An einem Hochsommermorgen saß Scarlett am Fenster ihres Schlafzimmers und sah betrübt die Leiterwagen und Equipagen voller Soldaten und Mädchen mit ihren Chaperons fröhlich die Pfirsichstraße hinunterfahren, um Blätterschmuck für den Basar zu holen, der am Abend zum Besten der Lazarette stattfinden sollte. Auf die schattige rote Straße fielen helle Sonnenflecken durch das Laubgewölbe der Bäume. Die Hufe wirbelten kleine Staubwolken auf. In einem Leiterwagen, der den anderen voranfuhr, saßen vier dicke Farbige mit Äxten, während sich hinten im Wagen die mit Servietten bedeckten Frühstückskörbe und Dutzende von Wassermelonen häuften. Zwei der schwarzen Gesellen waren mit Banjo und Harmonika ausgerüstet und gaben schwungvoll »Wenn ihr es gut haben wollt, kommt zur Kavallerie!« zum besten. Hinter ihnen her strömte die lustige Kavalkade, die Mädchen in leichten geblümten Waschkleidern mit feinen Schals, Häubchen, Handschuhen und Sonnenschirmchen. Alte Damen lächelten zufrieden unter Scherzen und Anrufen von Wagen zu Wagen. Genesende Soldaten, eingekeilt zwischen dicken Chaperons und schlanken Mädchen, die viel Lärm und Wesens um sie machten, 0ffiziere zu Pferde im Schneckenschritt neben den Equipagen, Rädergequietsch und Sporengeklirr, schimmernde goldene Tressen, Fächergewedel und dem Gesang der Farbigen. Ganz Atlanta fuhr über die Pfirsichstraße hinaus, um Laub zu pflücken und ein Picknick zu feiern. »Ganz Atlanta« dachte Scarlett, »nur ich nicht.«
Man winkte ihr fröhlich im Vorbeifahren zu. Sie suchte mit fröhlicher Miene zu antworten, aber es wurde ihr schwer. Mit einem Stich im Herzen hatte es begonnen und stieg nun langsam zum Halse herauf. Jeder ging zum Picknick, nur sie nicht. Und heute abend ging jeder zum Basar und zum Ball, nur sie nicht. Das heißt, nur sie, Pittypat und Melly und all die anderen Unglücksvögel in der Stadt, die Trauer hatten, nicht. Melly machte sich nichts daraus und kam gar nicht auf den Gedanken, daß sie gern hingegangen wäre. Aber Scarlett fühlte den brennenden Schmerz der Entsagung.

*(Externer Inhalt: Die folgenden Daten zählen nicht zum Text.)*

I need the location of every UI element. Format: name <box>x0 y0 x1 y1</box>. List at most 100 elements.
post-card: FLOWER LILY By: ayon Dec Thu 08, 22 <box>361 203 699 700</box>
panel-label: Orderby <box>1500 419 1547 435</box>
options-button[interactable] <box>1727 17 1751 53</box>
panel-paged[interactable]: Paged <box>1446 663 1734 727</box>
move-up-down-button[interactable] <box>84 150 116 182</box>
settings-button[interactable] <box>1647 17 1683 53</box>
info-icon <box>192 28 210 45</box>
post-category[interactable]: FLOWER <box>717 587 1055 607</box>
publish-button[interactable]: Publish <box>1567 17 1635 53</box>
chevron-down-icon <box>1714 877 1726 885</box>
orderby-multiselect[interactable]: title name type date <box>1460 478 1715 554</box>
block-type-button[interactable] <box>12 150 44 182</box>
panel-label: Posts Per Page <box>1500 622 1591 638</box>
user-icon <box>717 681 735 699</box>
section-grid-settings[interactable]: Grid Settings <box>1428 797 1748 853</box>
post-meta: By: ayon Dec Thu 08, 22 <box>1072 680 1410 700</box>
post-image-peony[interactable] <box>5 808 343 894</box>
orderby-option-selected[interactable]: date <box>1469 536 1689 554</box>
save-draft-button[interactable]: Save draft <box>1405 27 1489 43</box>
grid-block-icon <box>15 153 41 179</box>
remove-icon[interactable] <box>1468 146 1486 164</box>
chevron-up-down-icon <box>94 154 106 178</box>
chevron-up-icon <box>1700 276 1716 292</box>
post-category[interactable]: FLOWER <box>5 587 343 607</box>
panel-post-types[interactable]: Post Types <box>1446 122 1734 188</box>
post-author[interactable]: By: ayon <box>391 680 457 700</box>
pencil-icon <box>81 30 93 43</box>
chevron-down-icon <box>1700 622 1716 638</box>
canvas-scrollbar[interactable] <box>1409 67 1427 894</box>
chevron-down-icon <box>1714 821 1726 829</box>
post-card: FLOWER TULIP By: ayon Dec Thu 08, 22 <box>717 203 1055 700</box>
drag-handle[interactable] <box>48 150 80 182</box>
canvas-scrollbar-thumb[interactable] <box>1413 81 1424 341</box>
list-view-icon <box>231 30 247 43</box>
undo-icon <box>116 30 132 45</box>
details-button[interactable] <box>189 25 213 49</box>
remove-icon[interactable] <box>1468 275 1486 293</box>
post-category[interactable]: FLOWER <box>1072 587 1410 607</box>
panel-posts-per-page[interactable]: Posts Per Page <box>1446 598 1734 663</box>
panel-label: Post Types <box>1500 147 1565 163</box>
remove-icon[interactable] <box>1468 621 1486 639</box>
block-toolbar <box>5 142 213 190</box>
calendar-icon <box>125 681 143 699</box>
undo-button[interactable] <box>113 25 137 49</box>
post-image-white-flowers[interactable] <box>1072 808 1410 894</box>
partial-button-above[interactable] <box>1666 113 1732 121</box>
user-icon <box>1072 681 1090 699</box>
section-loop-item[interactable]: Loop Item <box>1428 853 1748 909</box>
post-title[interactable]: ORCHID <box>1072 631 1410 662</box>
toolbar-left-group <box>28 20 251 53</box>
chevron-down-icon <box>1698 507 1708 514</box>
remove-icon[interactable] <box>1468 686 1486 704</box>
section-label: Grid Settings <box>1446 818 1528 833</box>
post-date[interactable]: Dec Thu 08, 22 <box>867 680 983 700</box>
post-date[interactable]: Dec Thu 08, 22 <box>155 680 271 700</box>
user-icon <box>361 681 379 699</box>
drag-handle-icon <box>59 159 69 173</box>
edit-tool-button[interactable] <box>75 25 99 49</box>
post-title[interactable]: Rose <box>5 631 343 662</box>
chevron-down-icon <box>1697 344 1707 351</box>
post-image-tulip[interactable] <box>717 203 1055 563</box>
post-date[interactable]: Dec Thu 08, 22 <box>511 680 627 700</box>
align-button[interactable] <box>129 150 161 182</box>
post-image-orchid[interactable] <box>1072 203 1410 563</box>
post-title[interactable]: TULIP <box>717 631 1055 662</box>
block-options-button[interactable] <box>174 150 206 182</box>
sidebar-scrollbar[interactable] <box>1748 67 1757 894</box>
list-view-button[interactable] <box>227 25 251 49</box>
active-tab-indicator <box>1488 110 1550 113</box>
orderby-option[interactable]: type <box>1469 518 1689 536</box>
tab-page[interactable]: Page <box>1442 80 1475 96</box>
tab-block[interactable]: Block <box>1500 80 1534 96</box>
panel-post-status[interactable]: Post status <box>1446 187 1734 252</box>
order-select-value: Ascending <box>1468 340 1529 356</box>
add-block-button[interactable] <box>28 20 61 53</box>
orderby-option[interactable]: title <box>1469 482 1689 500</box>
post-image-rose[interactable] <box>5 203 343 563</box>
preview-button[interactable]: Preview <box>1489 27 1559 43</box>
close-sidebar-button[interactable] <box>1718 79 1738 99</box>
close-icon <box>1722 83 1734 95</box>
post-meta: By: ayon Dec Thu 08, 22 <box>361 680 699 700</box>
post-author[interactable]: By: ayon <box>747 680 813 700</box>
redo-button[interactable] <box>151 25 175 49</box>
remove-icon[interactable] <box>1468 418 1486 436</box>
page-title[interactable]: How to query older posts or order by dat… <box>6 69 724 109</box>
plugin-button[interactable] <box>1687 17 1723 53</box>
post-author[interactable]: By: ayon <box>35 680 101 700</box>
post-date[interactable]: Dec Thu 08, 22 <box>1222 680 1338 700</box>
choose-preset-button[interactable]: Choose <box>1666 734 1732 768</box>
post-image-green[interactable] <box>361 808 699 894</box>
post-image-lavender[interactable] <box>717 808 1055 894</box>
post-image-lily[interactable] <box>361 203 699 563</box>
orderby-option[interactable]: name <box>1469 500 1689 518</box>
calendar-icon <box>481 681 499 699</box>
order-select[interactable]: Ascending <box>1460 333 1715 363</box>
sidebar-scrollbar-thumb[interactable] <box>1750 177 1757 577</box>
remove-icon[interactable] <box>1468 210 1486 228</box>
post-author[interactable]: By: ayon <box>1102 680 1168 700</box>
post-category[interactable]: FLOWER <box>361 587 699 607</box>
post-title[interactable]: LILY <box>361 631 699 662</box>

Es war ungerecht. Sie hatte doppelt so schwer wie andere Mädchen in der Stadt gearbeitet, um mit allem für den Basar fertig zu werden, hatte Socken, Babykappen und Halsbinden gestrickt und zahllose Meter Spitzen geklöppelt. Viele Kissenbezüge hatte sie mit der Konfö deriertenflagge bestickt. Die Sterne waren wohl ein wenig schief geworden, einige beinahe rund, andere sechsund sogar siebeneckig, aber es machte sich doch gut. Gestern hatte sie bis zur Erschöpfung in dem alten verstaubten Schuppen eines Waffenarsenals gearbeitet, um die Verkaufsbuden, die an den Wänden entlang errichtet waren, mit buntem Stoff zu verkleiden. Das war rechtschaffene Arbeit und kein Spaß gewesen. Den Damen Merriwether und Elsing zur Hand zu gehen, war niemals ein Spaß, sie sprangen mit ihr u m, als wäre sie eine Schwarze. Dazu mußte sie auch noch mit anhören, wie sie mit der Beliebtheit ihrer Töchter prahlten. Was aber das Schlimmste war, sie hatte sich, als sie Pittypat und Cookie bei den Schichttorten für die Tombola half, zwei Blasen in die Finger gebrannt. Sie hatte gearbeitet wie eine Magd und sollte sich jetzt, wo das Vergnügen anfangen sollte, zurückziehen. Ach, es war hart, daß sie einen toten Mann und ein Kind hatte und von allem Schönen ausgeschlossen war! Noch vor einem Jahre hatte sie getanzt und statt der dunklen Trauer bunte Kleider getragen und war mit drei Burschen so gut wie verlobt gewesen.